At press time, the world’s largest crypto, Bitcoin, had stormed past the $11,000 mark and was consolidating to push for a surge over $12,000. The rest of the altcoin market however, apart from one or two minor hikes here and there, has been relatively quiet after collectively surging in the early part of the year.
At the beginning of 2019, a significant number of crypto-assets performed significantly well in a group, wherein most assets demonstrated a prominent hike in their values with little to minor price corrections.
A majority of tokens doubled their valuation until Bitcoin breached the $6,600 resistance. Subsequently, altcoins failed to keep pace as Bitcoin continued to test more resistance limits in the market.
At present time, Bitcoin enjoyed an unprecedented 62 percent dominance in the cryptocurrency market. As its dominance primes itself to climb over the 63 percent mark, many in the community speculate this could be red flags for the altcoin market.

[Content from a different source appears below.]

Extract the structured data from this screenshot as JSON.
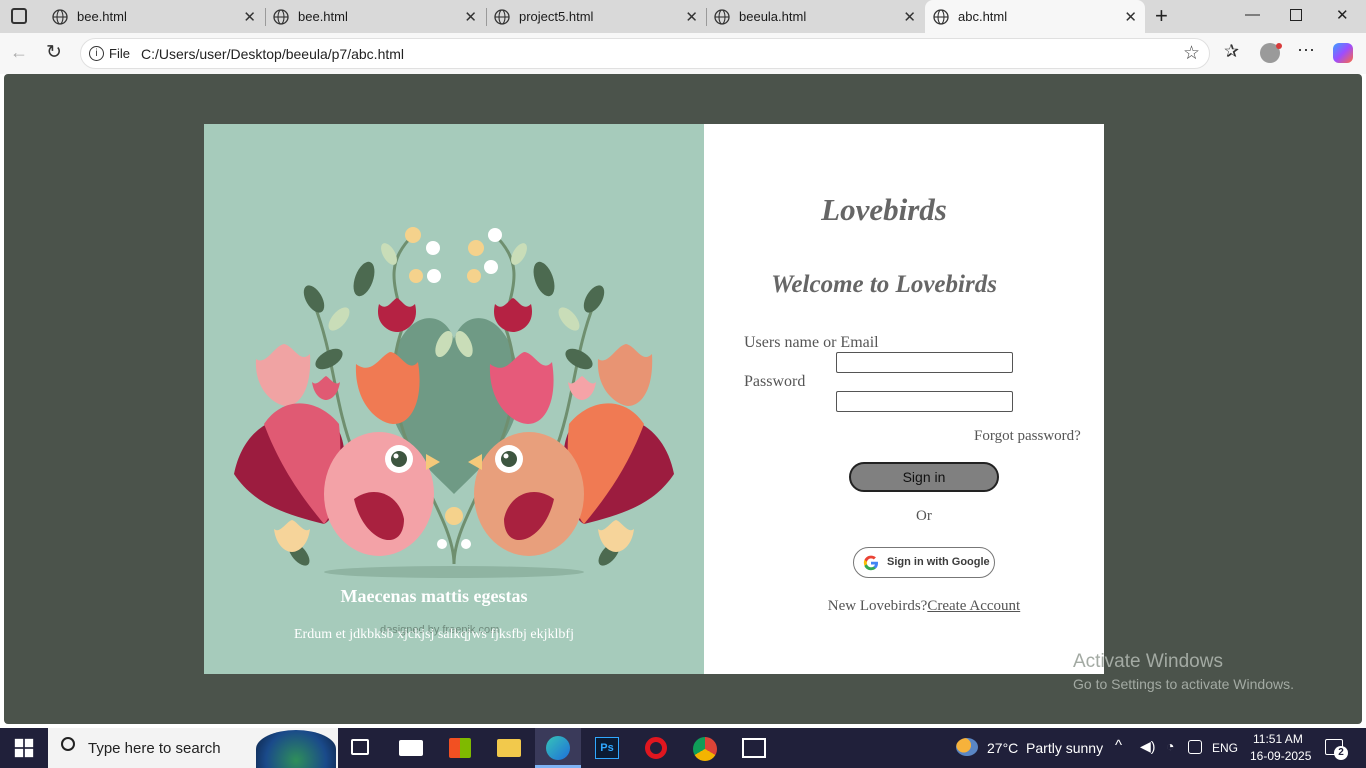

Major cryptocurrency enthusiasts and analysts have stated that altcoins could significantly capitulate if it so happens. However, past events offer a sliver of hope for the altcoin market.
According to CoinMarketCap, the altcoin market has been significantly affected whenever BTC’s dominance has fallen. During the bull run of 2017, Bitcoin enjoyed a dominance of 65 percent and the global market cap hit a value of $402 billion. However, in January 2018, when BTC dominance plummeted, the global market cap peaked at around $710 billion. The dominance was down by half, whereas the global market cap had almost doubled.

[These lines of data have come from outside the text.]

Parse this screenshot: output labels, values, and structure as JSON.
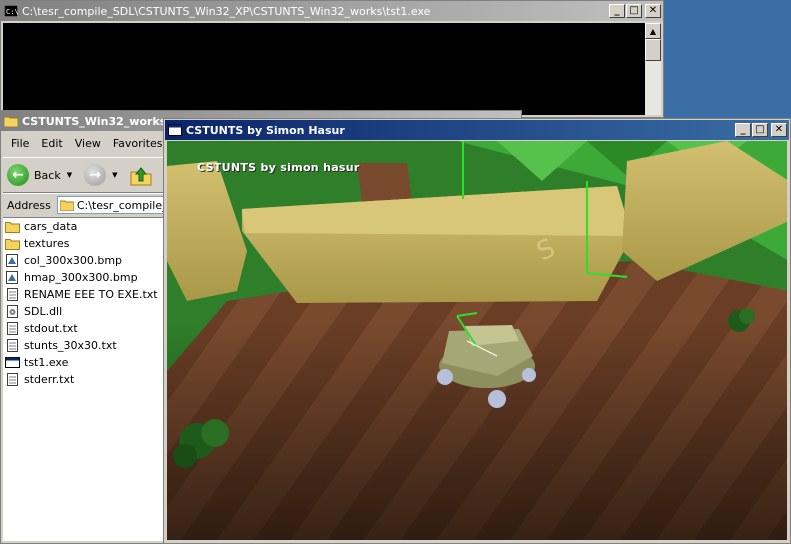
{
  "console": {
    "title": "C:\\tesr_compile_SDL\\CSTUNTS_Win32_XP\\CSTUNTS_Win32_works\\tst1.exe",
    "icon": "console-icon",
    "controls": {
      "minimize": "_",
      "maximize": "□",
      "close": "✕"
    }
  },
  "explorer": {
    "title": "CSTUNTS_Win32_works",
    "menu": [
      "File",
      "Edit",
      "View",
      "Favorites"
    ],
    "toolbar": {
      "back_label": "Back"
    },
    "address": {
      "label": "Address",
      "value": "C:\\tesr_compile_SDL"
    },
    "files": [
      {
        "name": "cars_data",
        "icon": "folder-icon"
      },
      {
        "name": "textures",
        "icon": "folder-icon"
      },
      {
        "name": "col_300x300.bmp",
        "icon": "bitmap-icon"
      },
      {
        "name": "hmap_300x300.bmp",
        "icon": "bitmap-icon"
      },
      {
        "name": "RENAME EEE TO EXE.txt",
        "icon": "text-file-icon"
      },
      {
        "name": "SDL.dll",
        "icon": "dll-icon"
      },
      {
        "name": "stdout.txt",
        "icon": "text-file-icon"
      },
      {
        "name": "stunts_30x30.txt",
        "icon": "text-file-icon"
      },
      {
        "name": "tst1.exe",
        "icon": "exe-icon"
      },
      {
        "name": "stderr.txt",
        "icon": "text-file-icon"
      }
    ]
  },
  "game": {
    "title": "CSTUNTS by Simon Hasur",
    "hud_text": "CSTUNTS by simon hasur",
    "controls": {
      "minimize": "_",
      "maximize": "□",
      "close": "✕"
    }
  },
  "colors": {
    "desktop": "#3a6ea5",
    "active_title": "#0a246a",
    "inactive_title": "#808080",
    "grass": "#2f8a2a",
    "dirt": "#7a4a2e",
    "wall": "#c7b566"
  }
}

A major reason for the same was money funneling into other altcoins after witnessing a shift in momentum from Bitcoin to the rest of the crypto-market. The present market situation may take a similar path once BTC’s dominance falls, opening the door for other virtual assets to take advantage of the scenario.
However, the present rise of BTC is backed by much more certainty than the bull run of 2017. Hence, a repeat of the January 2018 period may be unlikely, and will happen if and only the market sentiment shifts gears drastically towards altcoins.